Vers une guerre de l’eau? Difficile dans ces cas là de régler les futurs conflits liés à l’eau. Mais les «guerres de l’eau» poussées par des Etats avides de garder leur souveraineté sur l’or bleu ne seraient pour les spécialistes qu’une exagération politique.
«Dans l'histoire de l'humanité, l'eau a plus souvent été un facteur de paix que de guerre», tempère Loïc Fauchon, président du conseil mondial de l’eau à l’origine des Forums mondiaux de l’eau, et également PDG de la Société marseillaise des eaux.
«Dans certains conflits armés autour de grands bassins comme le Mekong, ou l'Indus, des traités particuliers ont établi coexistence et coopération autour de la gestion de la ressource hydrique. Pour autant, il faut être réaliste, les pressions dues à la démographie, à l'urbanisation, à l'évolution du climat vont renforcer la pression sur la disponibilité de la ressource en eau dans plusieurs régions du monde.»

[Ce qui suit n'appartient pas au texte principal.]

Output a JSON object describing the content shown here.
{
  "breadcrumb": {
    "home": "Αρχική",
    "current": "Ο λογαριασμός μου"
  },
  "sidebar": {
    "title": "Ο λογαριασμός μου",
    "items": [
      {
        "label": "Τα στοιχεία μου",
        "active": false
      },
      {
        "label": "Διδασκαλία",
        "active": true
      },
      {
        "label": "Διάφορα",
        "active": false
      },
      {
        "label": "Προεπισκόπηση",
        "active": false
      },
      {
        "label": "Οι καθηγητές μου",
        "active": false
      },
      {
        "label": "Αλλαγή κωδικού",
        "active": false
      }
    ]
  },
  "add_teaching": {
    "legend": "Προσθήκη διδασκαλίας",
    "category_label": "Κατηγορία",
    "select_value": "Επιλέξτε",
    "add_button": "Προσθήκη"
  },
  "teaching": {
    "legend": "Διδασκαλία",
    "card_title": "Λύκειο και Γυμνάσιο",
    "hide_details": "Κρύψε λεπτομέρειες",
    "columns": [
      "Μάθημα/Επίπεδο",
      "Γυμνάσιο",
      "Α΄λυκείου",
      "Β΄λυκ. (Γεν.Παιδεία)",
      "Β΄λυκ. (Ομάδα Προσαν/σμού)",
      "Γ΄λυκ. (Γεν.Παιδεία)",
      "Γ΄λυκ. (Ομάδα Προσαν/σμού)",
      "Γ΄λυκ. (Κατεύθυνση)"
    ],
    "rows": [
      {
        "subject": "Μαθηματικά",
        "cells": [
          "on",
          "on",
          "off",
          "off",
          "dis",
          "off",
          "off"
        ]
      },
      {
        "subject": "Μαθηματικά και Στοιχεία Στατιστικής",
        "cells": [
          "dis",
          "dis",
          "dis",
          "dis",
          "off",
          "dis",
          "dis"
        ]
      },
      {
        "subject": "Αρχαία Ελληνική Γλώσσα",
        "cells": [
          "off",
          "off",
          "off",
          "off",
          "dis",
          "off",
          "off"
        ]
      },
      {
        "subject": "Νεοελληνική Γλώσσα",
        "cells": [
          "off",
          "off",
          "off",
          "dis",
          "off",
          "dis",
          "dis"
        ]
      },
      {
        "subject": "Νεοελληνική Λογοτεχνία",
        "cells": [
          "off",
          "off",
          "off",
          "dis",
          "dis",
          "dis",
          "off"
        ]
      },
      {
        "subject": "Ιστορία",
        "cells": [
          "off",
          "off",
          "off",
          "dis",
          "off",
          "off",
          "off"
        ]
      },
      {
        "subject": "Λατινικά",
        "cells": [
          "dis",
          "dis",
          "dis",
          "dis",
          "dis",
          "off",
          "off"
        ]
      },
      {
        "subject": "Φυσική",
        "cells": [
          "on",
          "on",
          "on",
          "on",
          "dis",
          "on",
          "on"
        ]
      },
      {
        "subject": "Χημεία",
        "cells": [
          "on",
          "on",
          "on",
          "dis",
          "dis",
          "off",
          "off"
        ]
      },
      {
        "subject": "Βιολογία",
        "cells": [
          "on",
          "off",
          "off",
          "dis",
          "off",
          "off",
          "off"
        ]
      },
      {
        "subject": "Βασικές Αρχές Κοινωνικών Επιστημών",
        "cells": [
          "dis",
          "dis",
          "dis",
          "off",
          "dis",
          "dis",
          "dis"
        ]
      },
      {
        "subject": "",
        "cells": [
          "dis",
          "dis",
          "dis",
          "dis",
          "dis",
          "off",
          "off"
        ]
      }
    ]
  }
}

De là à glisser dans un scénario d’une guerre de l’eau? La plupart des spécialistes qualifient cela de politique-fiction: «Attaquer un bassin et chercher l’eau de l’Etat voisin est trop onéreux. Il y a le coût de la guerre mais aussi le coût du transport de l’eau et puis la condamnation du conflit par la communauté internationale. Par contre, certains peuvent décider d’attaquer un barrage, ça s’est déjà produit entre la Syrie et Irak. Maintenant, dans la plupart des cas, c’est beaucoup de rhétorique», souligne Frédéric Lasserre.
De son côté, Barah Mikail se veut plus modéré:
«Une guerre de l’eau n’est jamais à exclure. Cela étant dit, il faut distinguer selon que l’eau serait l’un des objets ou l’un des aboutissements d’une guerre menée pour d’autres raisons.»
Ce fut le cas en 1967, quand l’interdiction du détroit de Tiran aux navires israéliens déclencha la guerre des Six-Jours entre Israël d’un côté et l’Egypte, la Jordanie, l’Irak et la Syrie de l’autre. En marge de ce cas d’école, le manque d'accès à l'eau consécutif d'une mauvaise gestion et d’une mauvaise planification de cette denrée pourrait créer une tension dans certains pays.
«On ne prête toujours pas assez attention aux risques sociétaux, qui sont pourtant plus menaçants. L’Inde, le Pakistan, les deux Soudan et l’Argentine jusqu’à un certain point, sont des pays où le risque de tensions internes est à surveiller de près», conclut Barah Mikail. La future organisation mondiale de l’eau, en plus de tempérer les relations internationales, devra donc prendre en compte les problématiques sociétales de chacun des pays.